5/10
Roz turns back to drama with this variation of "Craig's Wife".
29 November 2014
Warning: Spoilers
If "The Lizard of Roz" reputation for Frederick Brisson ever needed any more evidence, then look no further than a scene where Rosalind Russell visits a music store in this film version of the hit Broadway play by Peter Shaffer. In the background, clearly visible, is the movie soundtrack for "Auntie Mame", Roz's drawing and name obvious. The fact that she's in a grayish blonde wig makes no difference. She's still the tall, statuesque matron, even if her character is closer to the Upsons than Mame Dennis. In a sense, she's also closer to the Joan Crawford variation of Harriet Craig, the cold society matron who only wanted a perfect house and home, dominating her husband, and in her case here, her two children.

Louise Harrington (a soap opera name if I've ever heard one) is charming on the outside, but inside where it counts is absolutely miserable. She's desperately lonely, calculating, grasping and controlling, living a loveless marriage with furniture company owner husband Jack Hawkins. Her son (Richard Beymer) is visiting from Harvard, and her teenaged daughter (Annette Gorman) is undergoing adolescent issues even though she seems to be the most normal in the family. Roz is consumed with everything European and old style charm, and has employed a tutor (an excellent Maximillian Schell) for Gorman. Beymer is instantly suspicious of Schell, and as he observes the relationship between his parents, he realizes that the family is undergoing a psychological hell that mom seems to be clearly responsible for.

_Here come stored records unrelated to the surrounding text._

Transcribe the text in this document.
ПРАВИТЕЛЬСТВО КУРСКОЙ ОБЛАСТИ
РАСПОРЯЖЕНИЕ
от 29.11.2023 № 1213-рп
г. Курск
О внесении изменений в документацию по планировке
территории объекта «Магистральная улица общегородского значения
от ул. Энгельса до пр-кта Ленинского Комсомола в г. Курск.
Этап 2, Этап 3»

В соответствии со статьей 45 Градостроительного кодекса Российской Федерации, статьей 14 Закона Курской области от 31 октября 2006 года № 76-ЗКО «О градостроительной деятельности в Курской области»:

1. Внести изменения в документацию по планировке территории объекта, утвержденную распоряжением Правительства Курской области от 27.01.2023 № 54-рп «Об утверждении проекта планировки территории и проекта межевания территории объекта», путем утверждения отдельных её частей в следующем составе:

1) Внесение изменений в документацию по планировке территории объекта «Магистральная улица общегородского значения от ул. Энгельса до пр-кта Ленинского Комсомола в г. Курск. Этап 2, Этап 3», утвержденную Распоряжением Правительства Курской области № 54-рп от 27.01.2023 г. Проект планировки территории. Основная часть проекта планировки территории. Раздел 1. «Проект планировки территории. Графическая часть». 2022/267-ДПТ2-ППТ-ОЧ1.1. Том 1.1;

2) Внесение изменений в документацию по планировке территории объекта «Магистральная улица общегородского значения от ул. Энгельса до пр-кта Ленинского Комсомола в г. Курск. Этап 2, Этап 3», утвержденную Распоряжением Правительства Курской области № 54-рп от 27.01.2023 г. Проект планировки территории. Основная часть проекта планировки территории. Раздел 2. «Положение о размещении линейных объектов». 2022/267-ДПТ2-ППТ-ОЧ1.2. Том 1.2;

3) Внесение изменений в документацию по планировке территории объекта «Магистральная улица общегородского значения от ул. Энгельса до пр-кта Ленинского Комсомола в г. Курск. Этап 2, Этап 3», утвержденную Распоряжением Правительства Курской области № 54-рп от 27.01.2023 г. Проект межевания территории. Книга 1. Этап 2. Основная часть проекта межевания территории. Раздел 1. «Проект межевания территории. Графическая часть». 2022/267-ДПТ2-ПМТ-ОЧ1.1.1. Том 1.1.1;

Husband and wife seem to really have nothing in common. He's a typical guy, interested not in the cultural aspirations of his totally pretentious wife, and determined to have a typical father/son relationship with Beymer who is clearly undergoing problems from this latest visit home. The problem with Beymer's performance is that he is trying too hard to be an actor here rather than the character, and at times, his performance is totally forced. Someone like either Warren Beatty or Beymer's "West Side Story" co-star Russ Tamblyn would have been a more ideal choice for that part. Beymer consistently received bad reviews for his performances, and while he's certainly the right age, handsome and distinguished, he is totally lost amongst the professional looking Russell, Hawkins and Schell. When Hawkins accuses Russell of turning their son into a mama's boy, the opening is there to make it appear that Beymer's character might be gay, and indeed, there is never any reference to any women in his life other than his mother and sister.

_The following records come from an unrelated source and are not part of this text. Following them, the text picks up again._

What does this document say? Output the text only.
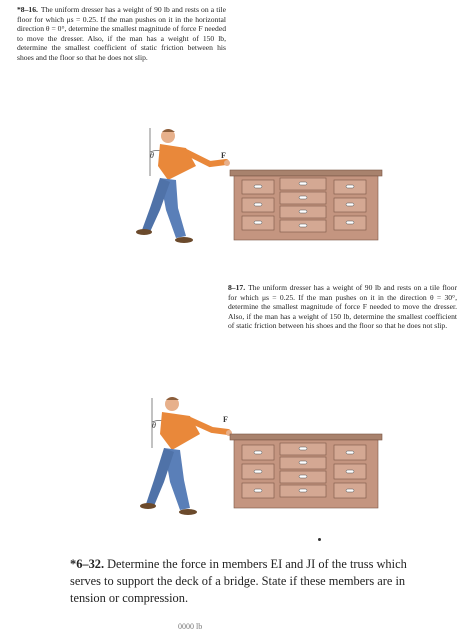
*8–16. The uniform dresser has a weight of 90 lb and rests on a tile floor for which μs = 0.25. If the man pushes on it in the horizontal direction θ = 0°, determine the smallest magnitude of force F needed to move the dresser. Also, if the man has a weight of 150 lb, determine the smallest coefficient of static friction between his shoes and the floor so that he does not slip.

θ	F

8–17. The uniform dresser has a weight of 90 lb and rests on a tile floor for which μs = 0.25. If the man pushes on it in the direction θ = 30°, determine the smallest magnitude of force F needed to move the dresser. Also, if the man has a weight of 150 lb, determine the smallest coefficient of static friction between his shoes and the floor so that he does not slip.

θ
F

*6–32. Determine the force in members EI and JI of the truss which serves to support the deck of a bridge. State if these members are in tension or compression.

0000 lb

At times, too, there are looks between Beymer and Schell which appear that there might be some sexual energy between them. Schell's character is obviously obsessed with the family, confiding the truth about his own clan from Germany to Beymer. When he makes his feelings towards Russell known, the indication is there that he too has his own psychological issues and that he is reaching out to find love wherever he can. When Schell tries to console an obviously intoxicated Beymer, it is clear that the magnetism between them is more than Russell's belief that her son is simply jealous of him. Another scene between Beymer and Hawkins gives a dynamic to the family's decay, with Hawkins unable to get Beymer to open up to him about anything other than his having found his mother and the handsome professor in a compromising position. When Russell indicates that her son is jealous, it's not because of the attention that Schell gives her, it is more the fact that he wants the attention. Of course, this is never verbally brought out into the open, so any hints of a gay subtext can only be called speculation.

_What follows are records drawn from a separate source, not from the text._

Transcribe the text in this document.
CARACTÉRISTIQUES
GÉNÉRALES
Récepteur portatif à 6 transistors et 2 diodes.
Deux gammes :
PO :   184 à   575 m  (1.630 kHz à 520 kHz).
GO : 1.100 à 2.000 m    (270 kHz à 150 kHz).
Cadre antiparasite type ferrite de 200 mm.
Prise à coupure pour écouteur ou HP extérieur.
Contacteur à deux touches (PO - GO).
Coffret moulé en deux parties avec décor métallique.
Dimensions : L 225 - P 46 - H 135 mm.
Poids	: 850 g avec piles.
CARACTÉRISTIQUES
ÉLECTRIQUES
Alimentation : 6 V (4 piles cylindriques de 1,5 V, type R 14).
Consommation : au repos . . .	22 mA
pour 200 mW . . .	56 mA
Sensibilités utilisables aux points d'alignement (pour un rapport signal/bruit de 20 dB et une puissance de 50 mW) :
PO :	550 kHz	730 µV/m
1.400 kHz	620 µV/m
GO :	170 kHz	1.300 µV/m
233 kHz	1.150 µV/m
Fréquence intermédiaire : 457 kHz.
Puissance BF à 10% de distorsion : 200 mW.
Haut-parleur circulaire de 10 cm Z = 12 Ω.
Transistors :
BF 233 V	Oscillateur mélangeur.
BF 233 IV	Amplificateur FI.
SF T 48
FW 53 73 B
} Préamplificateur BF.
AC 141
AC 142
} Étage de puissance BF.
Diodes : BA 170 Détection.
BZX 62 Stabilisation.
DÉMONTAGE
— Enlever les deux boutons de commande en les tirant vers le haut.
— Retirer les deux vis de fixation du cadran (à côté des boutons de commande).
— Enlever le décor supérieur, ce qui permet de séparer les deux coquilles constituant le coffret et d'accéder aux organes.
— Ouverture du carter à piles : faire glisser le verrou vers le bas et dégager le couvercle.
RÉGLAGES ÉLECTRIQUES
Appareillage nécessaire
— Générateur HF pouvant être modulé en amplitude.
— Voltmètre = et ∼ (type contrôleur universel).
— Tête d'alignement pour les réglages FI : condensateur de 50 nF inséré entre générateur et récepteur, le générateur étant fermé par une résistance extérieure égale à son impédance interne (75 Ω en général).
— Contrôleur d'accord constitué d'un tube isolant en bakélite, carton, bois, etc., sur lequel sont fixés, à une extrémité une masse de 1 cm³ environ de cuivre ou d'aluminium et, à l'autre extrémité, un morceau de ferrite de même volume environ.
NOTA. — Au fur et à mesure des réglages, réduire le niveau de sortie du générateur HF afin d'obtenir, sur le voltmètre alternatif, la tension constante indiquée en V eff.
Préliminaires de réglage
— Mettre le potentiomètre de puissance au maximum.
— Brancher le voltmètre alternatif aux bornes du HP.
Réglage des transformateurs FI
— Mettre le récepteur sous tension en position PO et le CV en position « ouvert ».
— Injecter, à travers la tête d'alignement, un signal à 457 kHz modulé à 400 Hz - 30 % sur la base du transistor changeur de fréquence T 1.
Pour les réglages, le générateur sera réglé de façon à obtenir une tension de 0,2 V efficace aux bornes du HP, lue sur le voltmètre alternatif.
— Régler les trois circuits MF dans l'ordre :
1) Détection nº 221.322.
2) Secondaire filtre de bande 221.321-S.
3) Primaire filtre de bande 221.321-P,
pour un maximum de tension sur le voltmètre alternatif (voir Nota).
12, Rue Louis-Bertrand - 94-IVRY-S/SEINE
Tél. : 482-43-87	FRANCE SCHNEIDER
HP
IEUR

Mixed moods and black and white photography (clearly calling for color) are other issues with this film, although the black and white photography can be construed as a metaphor for the character's colorless lives. Russell is certainly commanding, but her character's sudden changes from happy to harpy to harried make her difficult to accept and believe in. Annette Gorman does her best with a rather underdeveloped character, but a scene where she has a breakdown after a beach scene adds only more confusion to character details not expressed other than to give this character something more to do than comment on the fact that she realizes that her parents really hate each other. The final sequences never really give a satisfactory conclusion to the strange situation which takes place here, and strange direction by Daniel Mann makes it clear that maybe this play belonged more on the stage and could never work as a film. Over all, it is a fascinating failure.